AIC/BIC vs. L1/L2 — fundamental difference
L1/L2 operate DURING training — modify the loss function to constrain weight sizes. AIC/BIC are used AFTER training — evaluate and compare already-trained models without changing their weights. Both address overfitting but from different angles: L1/L2 prevent it, AIC/BIC detect it.
Undersampling: what, pro, con?
Remove majority-class examples until balanced. Pro: faster training, less memory. Con: loses potentially useful information from discarded examples.
Oversampling: what, pro, con?
Duplicate minority examples or generate synthetic ones (SMOTE interpolates between minority neighbors). Pro: preserves all original data. Cons: overfitting (model memorizes repeated examples), SMOTE can add noise near decision boundary, slower training, more memory.
When to use undersampling vs. oversampling?
Oversampling when dataset is small (can't afford to lose data). Undersampling when dataset is large and losing majority examples doesn't reduce meaningful coverage.
Image types: uncompressed, lossless, lossy
Uncompressed (.bmp, .ppm): every pixel stored raw, large files. Lossless (.png, .tiff, .gif): compressed via Huffman coding, perfectly reconstructible. Lossy (.jpg): discards barely-visible details, smaller files, quality loss is permanent.
MNIST dataset specs
60,000 training + 10,000 test images. Each is 28×28 grayscale pixels (784 values flattened). 10 classes (digits 0–9).
What does argmax do?
Returns the index of the largest value in a vector. That index = predicted class. Example: [-1.2, 0.5, 4.2, 2.1] → argmax = 2 (because 4.2 is largest at index 2).

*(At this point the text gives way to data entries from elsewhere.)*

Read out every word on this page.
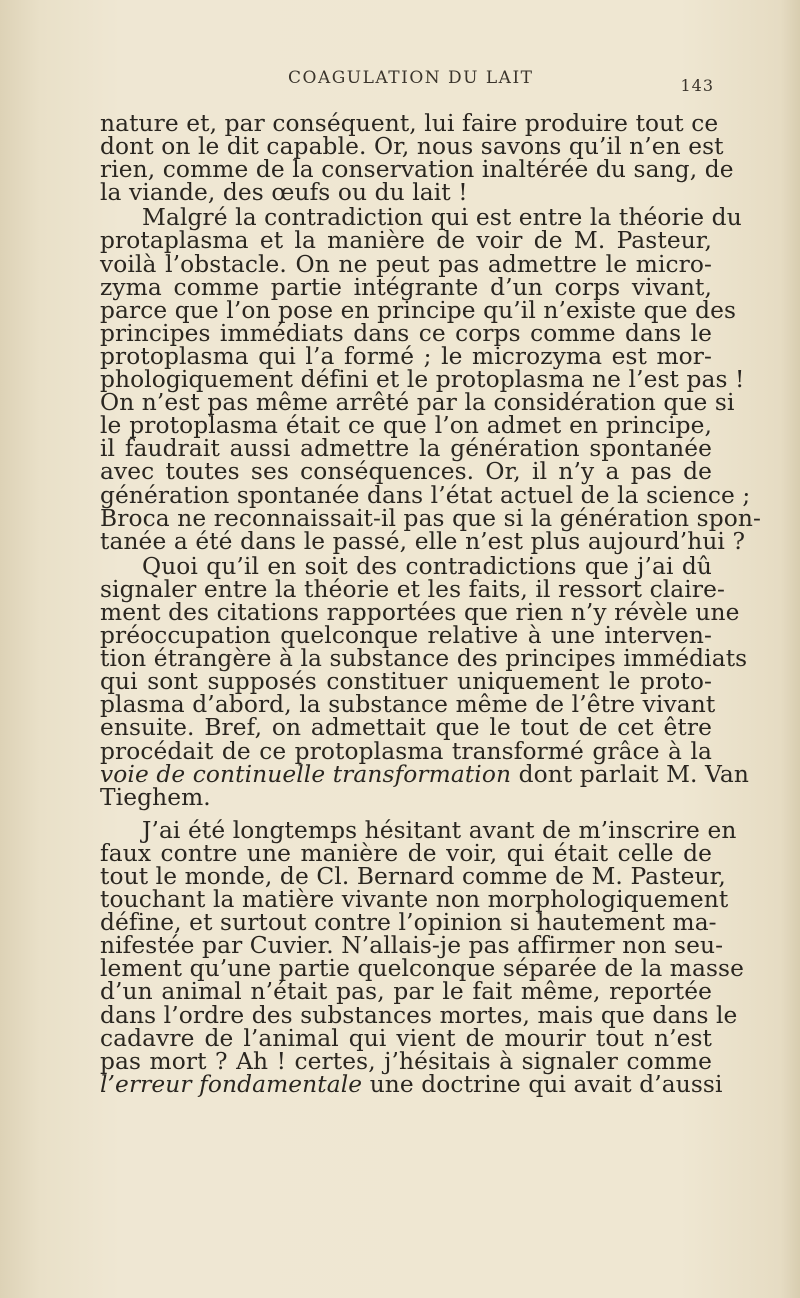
COAGULATION DU LAIT	143

nature et, par conséquent, lui faire produire tout ce
dont on le dit capable. Or, nous savons qu’il n’en est
rien, comme de la conservation inaltérée du sang, de
la viande, des œufs ou du lait !

Malgré la contradiction qui est entre la théorie du
protaplasma et la manière de voir de M. Pasteur,
voilà l’obstacle. On ne peut pas admettre le micro-
zyma comme partie intégrante d’un corps vivant,
parce que l’on pose en principe qu’il n’existe que des
principes immédiats dans ce corps comme dans le
protoplasma qui l’a formé ; le microzyma est mor-
phologiquement défini et le protoplasma ne l’est pas !
On n’est pas même arrêté par la considération que si
le protoplasma était ce que l’on admet en principe,
il faudrait aussi admettre la génération spontanée
avec toutes ses conséquences. Or, il n’y a pas de
génération spontanée dans l’état actuel de la science ;
Broca ne reconnaissait-il pas que si la génération spon-
tanée a été dans le passé, elle n’est plus aujourd’hui ?

Quoi qu’il en soit des contradictions que j’ai dû
signaler entre la théorie et les faits, il ressort claire-
ment des citations rapportées que rien n’y révèle une
préoccupation quelconque relative à une interven-
tion étrangère à la substance des principes immédiats
qui sont supposés constituer uniquement le proto-
plasma d’abord, la substance même de l’être vivant
ensuite. Bref, on admettait que le tout de cet être
procédait de ce protoplasma transformé grâce à la
voie de continuelle transformation dont parlait M. Van
Tieghem.

J’ai été longtemps hésitant avant de m’inscrire en
faux contre une manière de voir, qui était celle de
tout le monde, de Cl. Bernard comme de M. Pasteur,
touchant la matière vivante non morphologiquement
défine, et surtout contre l’opinion si hautement ma-
nifestée par Cuvier. N’allais-je pas affirmer non seu-
lement qu’une partie quelconque séparée de la masse
d’un animal n’était pas, par le fait même, reportée
dans l’ordre des substances mortes, mais que dans le
cadavre de l’animal qui vient de mourir tout n’est
pas mort ? Ah ! certes, j’hésitais à signaler comme
l’erreur fondamentale une doctrine qui avait d’aussi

Softmax + NLL worked example
Logits [ln(2), ln(3), ln(5)] → exponentiate: 2, 3, 5 → sum=10 → probabilities: 0.2, 0.3, 0.5. If true class is C: NLL = -ln(0.5) = ln(2) ≈ 0.693.
Mini-batch SGD calculation example
Dataset=5000, batch=100, epochs=10. Batches/epoch = 5000/100 = 50. Total updates = 50 × 10 = 500. If batch=5000: full-batch gradient descent.
cross_validate() in SKLearn
Evaluates multiple metrics at once. Example: scoring=['accuracy', 'roc_auc', 'f1']. Provides a more complete picture of model performance than a single metric.
Abstract Expressionism (lecture topic)
Spontaneous, intuitive art using bold brushstrokes and large canvases (Pollock, Rothko). Connection to the CIA is a historical/cultural topic from lectures.